I want to grab her, shake her, tell her I’m terrified whatever is following us isn’t human anymore. That her prolonged rape could seem like a beautiful dream compared to what a stranger could do. But I don’t because she’s just a kid. I want to tell her that getting to the Elpis is the only thing to do, that the person I’m meeting will be there. But I don’t say that, either, because there’s a cold tickle in my belly that says she’s right.

“And maybe we’ll both be dead tomorrow.”

That shuts her up.

Guilt paints another coat of grime on my shoulders, but it’s not enough to change my mind. We’re safer out here.

“The air feels strange,” she says. “What does that mean?”

True enough, the clouds are the pale green of hospital scrubs.

“Hail.”

“I want to feel the sun again,” Lisa says. “That’s going on my list.”

“Mine, too.”

The clouds thicken overheard and dip down to meet us.

DATE: NOW

It’s the hail and high-force winds that force us into the village. We struggle to keep the bicycle upright as we slog our way to the shelter of the stone homes, wending our way between the trees. The road has the worst of it. Here we are slammed, battered, until all our energy goes into keeping ourselves standing. My body aches like a punching bag pounded with maddened fists. Branches fly, catapulted by gusts of untamed air. This wind is new. Please, I think. Please don’t let it be omnipresent like the rain.

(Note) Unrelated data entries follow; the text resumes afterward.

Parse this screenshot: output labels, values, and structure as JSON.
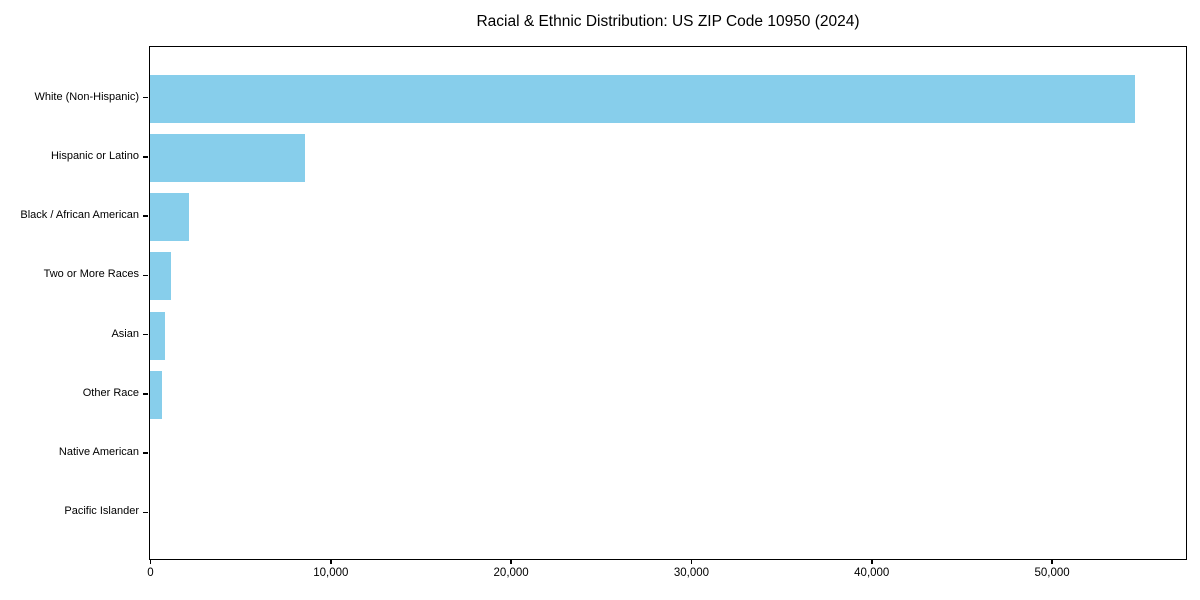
{
  "chart_data": {
    "type": "bar",
    "orientation": "horizontal",
    "title": "Racial & Ethnic Distribution: US ZIP Code 10950 (2024)",
    "categories": [
      "White (Non-Hispanic)",
      "Hispanic or Latino",
      "Black / African American",
      "Two or More Races",
      "Asian",
      "Other Race",
      "Native American",
      "Pacific Islander"
    ],
    "values": [
      54600,
      8600,
      2150,
      1160,
      830,
      660,
      0,
      0
    ],
    "xlabel": "",
    "ylabel": "",
    "xlim": [
      0,
      57400
    ],
    "x_ticks": [
      0,
      10000,
      20000,
      30000,
      40000,
      50000
    ],
    "x_tick_labels": [
      "0",
      "10,000",
      "20,000",
      "30,000",
      "40,000",
      "50,000"
    ],
    "bar_color": "#87CEEB",
    "grid": false,
    "legend": false,
    "spine_color": "#000000",
    "background_color": "#ffffff"
  }
}
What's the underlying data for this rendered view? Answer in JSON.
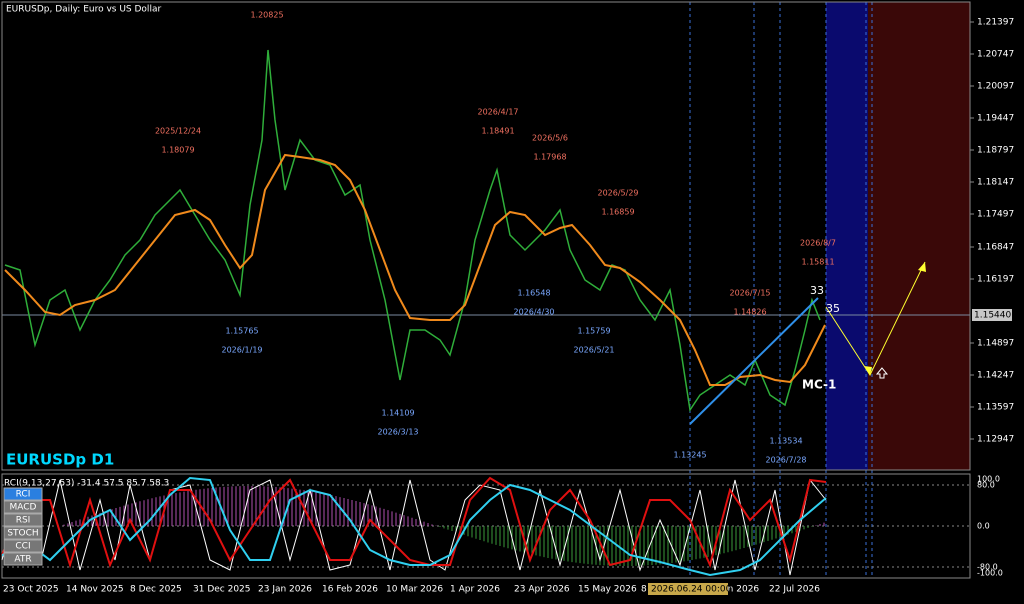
{
  "header": {
    "title": "EURUSDp, Daily:  Euro vs US Dollar",
    "watermark": "EURUSDp D1"
  },
  "price_axis": {
    "labels": [
      "1.21397",
      "1.20747",
      "1.20097",
      "1.19447",
      "1.18797",
      "1.18147",
      "1.17497",
      "1.16847",
      "1.16197",
      "1.14897",
      "1.14247",
      "1.13597",
      "1.12947"
    ],
    "current": "1.15440"
  },
  "annotations": [
    {
      "text": [
        "1.20825"
      ]
    },
    {
      "text": [
        "2025/12/24",
        "1.18079"
      ]
    },
    {
      "text": [
        "2026/4/17",
        "1.18491"
      ]
    },
    {
      "text": [
        "2026/5/6",
        "1.17968"
      ]
    },
    {
      "text": [
        "2026/5/29",
        "1.16859"
      ]
    },
    {
      "text": [
        "2026/8/7",
        "1.15811"
      ]
    },
    {
      "text": [
        "2026/7/15",
        "1.14826"
      ]
    },
    {
      "text": [
        "1.15765",
        "2026/1/19"
      ]
    },
    {
      "text": [
        "1.16548",
        "2026/4/30"
      ]
    },
    {
      "text": [
        "1.15759",
        "2026/5/21"
      ]
    },
    {
      "text": [
        "1.14109",
        "2026/3/13"
      ]
    },
    {
      "text": [
        "1.13245"
      ]
    },
    {
      "text": [
        "1.13534",
        "2026/7/28"
      ]
    }
  ],
  "wave_labels": [
    "33",
    "35",
    "MC-1"
  ],
  "indicator": {
    "title": "RCI(9,13,27,53) -31.4 57.5 85.7 58.3",
    "buttons": [
      "RCI",
      "MACD",
      "RSI",
      "STOCH",
      "CCI",
      "ATR"
    ],
    "scale": [
      "100.0",
      "80.0",
      "0.0",
      "-80.0",
      "-100.0"
    ]
  },
  "time_axis": {
    "labels": [
      "23 Oct 2025",
      "14 Nov 2025",
      "8 Dec 2025",
      "31 Dec 2025",
      "23 Jan 2026",
      "16 Feb 2026",
      "10 Mar 2026",
      "1 Apr 2026",
      "23 Apr 2026",
      "15 May 2026",
      "8 Jun 2026",
      "30 Jun 2026",
      "22 Jul 2026"
    ],
    "cursor": "2026.06.24 00:00"
  }
}
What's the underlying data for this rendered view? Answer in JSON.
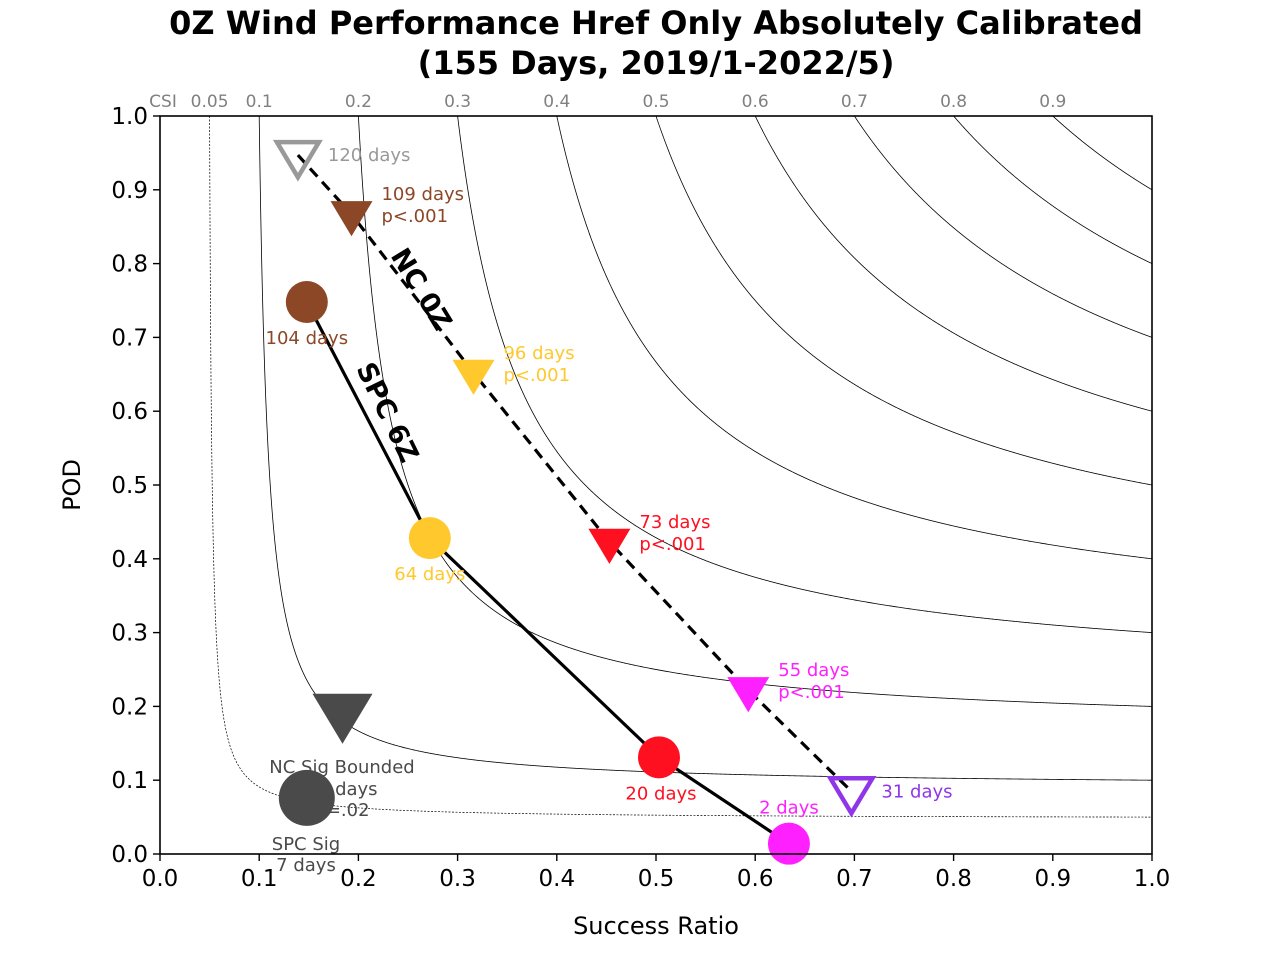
{
  "chart_data": {
    "type": "scatter",
    "title": [
      "0Z Wind Performance Href Only Absolutely Calibrated",
      "(155 Days, 2019/1-2022/5)"
    ],
    "xlabel": "Success Ratio",
    "ylabel": "POD",
    "xlim": [
      0,
      1
    ],
    "ylim": [
      0,
      1
    ],
    "x_ticks": [
      "0.0",
      "0.1",
      "0.2",
      "0.3",
      "0.4",
      "0.5",
      "0.6",
      "0.7",
      "0.8",
      "0.9",
      "1.0"
    ],
    "y_ticks": [
      "0.0",
      "0.1",
      "0.2",
      "0.3",
      "0.4",
      "0.5",
      "0.6",
      "0.7",
      "0.8",
      "0.9",
      "1.0"
    ],
    "csi_contours": {
      "label": "CSI",
      "levels": [
        0.05,
        0.1,
        0.2,
        0.3,
        0.4,
        0.5,
        0.6,
        0.7,
        0.8,
        0.9
      ],
      "level_labels": [
        "0.05",
        "0.1",
        "0.2",
        "0.3",
        "0.4",
        "0.5",
        "0.6",
        "0.7",
        "0.8",
        "0.9"
      ]
    },
    "series": [
      {
        "name": "SPC 6Z",
        "marker": "circle",
        "line_style": "solid",
        "points": [
          {
            "sr": 0.148,
            "pod": 0.748,
            "color": "#8B4726",
            "label": "104 days"
          },
          {
            "sr": 0.272,
            "pod": 0.428,
            "color": "#FFC82D",
            "label": "64 days"
          },
          {
            "sr": 0.503,
            "pod": 0.131,
            "color": "#FF1020",
            "label": "20 days"
          },
          {
            "sr": 0.634,
            "pod": 0.014,
            "color": "#FF20FF",
            "label": "2 days"
          }
        ]
      },
      {
        "name": "NC 0Z",
        "marker": "triangle-down",
        "line_style": "dashed",
        "points": [
          {
            "sr": 0.139,
            "pod": 0.947,
            "color": "#999999",
            "hollow": true,
            "label": "120 days"
          },
          {
            "sr": 0.193,
            "pod": 0.867,
            "color": "#8B4726",
            "label": "109 days",
            "label2": "p<.001"
          },
          {
            "sr": 0.316,
            "pod": 0.652,
            "color": "#FFC82D",
            "label": "96 days",
            "label2": "p<.001"
          },
          {
            "sr": 0.453,
            "pod": 0.423,
            "color": "#FF1020",
            "label": "73 days",
            "label2": "p<.001"
          },
          {
            "sr": 0.593,
            "pod": 0.222,
            "color": "#FF20FF",
            "label": "55 days",
            "label2": "p<.001"
          },
          {
            "sr": 0.697,
            "pod": 0.085,
            "color": "#8F36E8",
            "hollow": true,
            "label": "31 days"
          }
        ]
      }
    ],
    "sig_points": [
      {
        "name": "SPC Sig",
        "marker": "circle",
        "sr": 0.148,
        "pod": 0.076,
        "color": "#4A4A4A",
        "label": "7 days"
      },
      {
        "name": "NC Sig Bounded",
        "marker": "triangle-down",
        "sr": 0.184,
        "pod": 0.192,
        "color": "#4A4A4A",
        "label": "31 days",
        "label2": "p=.02"
      }
    ]
  }
}
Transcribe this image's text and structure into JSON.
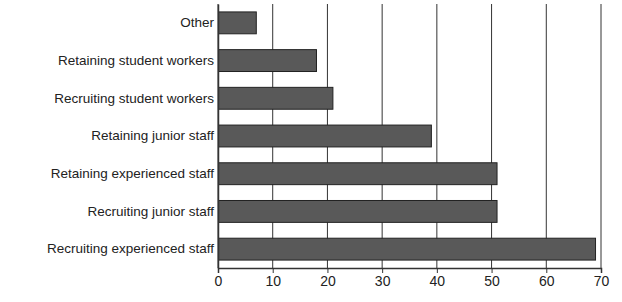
{
  "chart_data": {
    "type": "bar",
    "orientation": "horizontal",
    "categories": [
      "Other",
      "Retaining student workers",
      "Recruiting student workers",
      "Retaining junior staff",
      "Retaining experienced staff",
      "Recruiting junior staff",
      "Recruiting experienced staff"
    ],
    "values": [
      7,
      18,
      21,
      39,
      51,
      51,
      69
    ],
    "color": "#595959",
    "xlim": [
      0,
      70
    ],
    "xticks": [
      0,
      10,
      20,
      30,
      40,
      50,
      60,
      70
    ],
    "grid": true
  }
}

We don’t stop and announce our arrival, nor do we stop to take stock of our surroundings. We bolt up the stone steps for the nearest door, dragging the bicycle. I push Lisa in first, the bike, then I tumble into safety.

The wind dies immediately when I slam the door behind us, yet it waits for us, knocking, scratching, flinging fistfuls of hail against the wood. Come out, come out, it dares us. Come out and play.

Lisa is wild-haired and red-cheeked. Cuts mar her skin. I feel the sting where flying debris has marked my own flesh.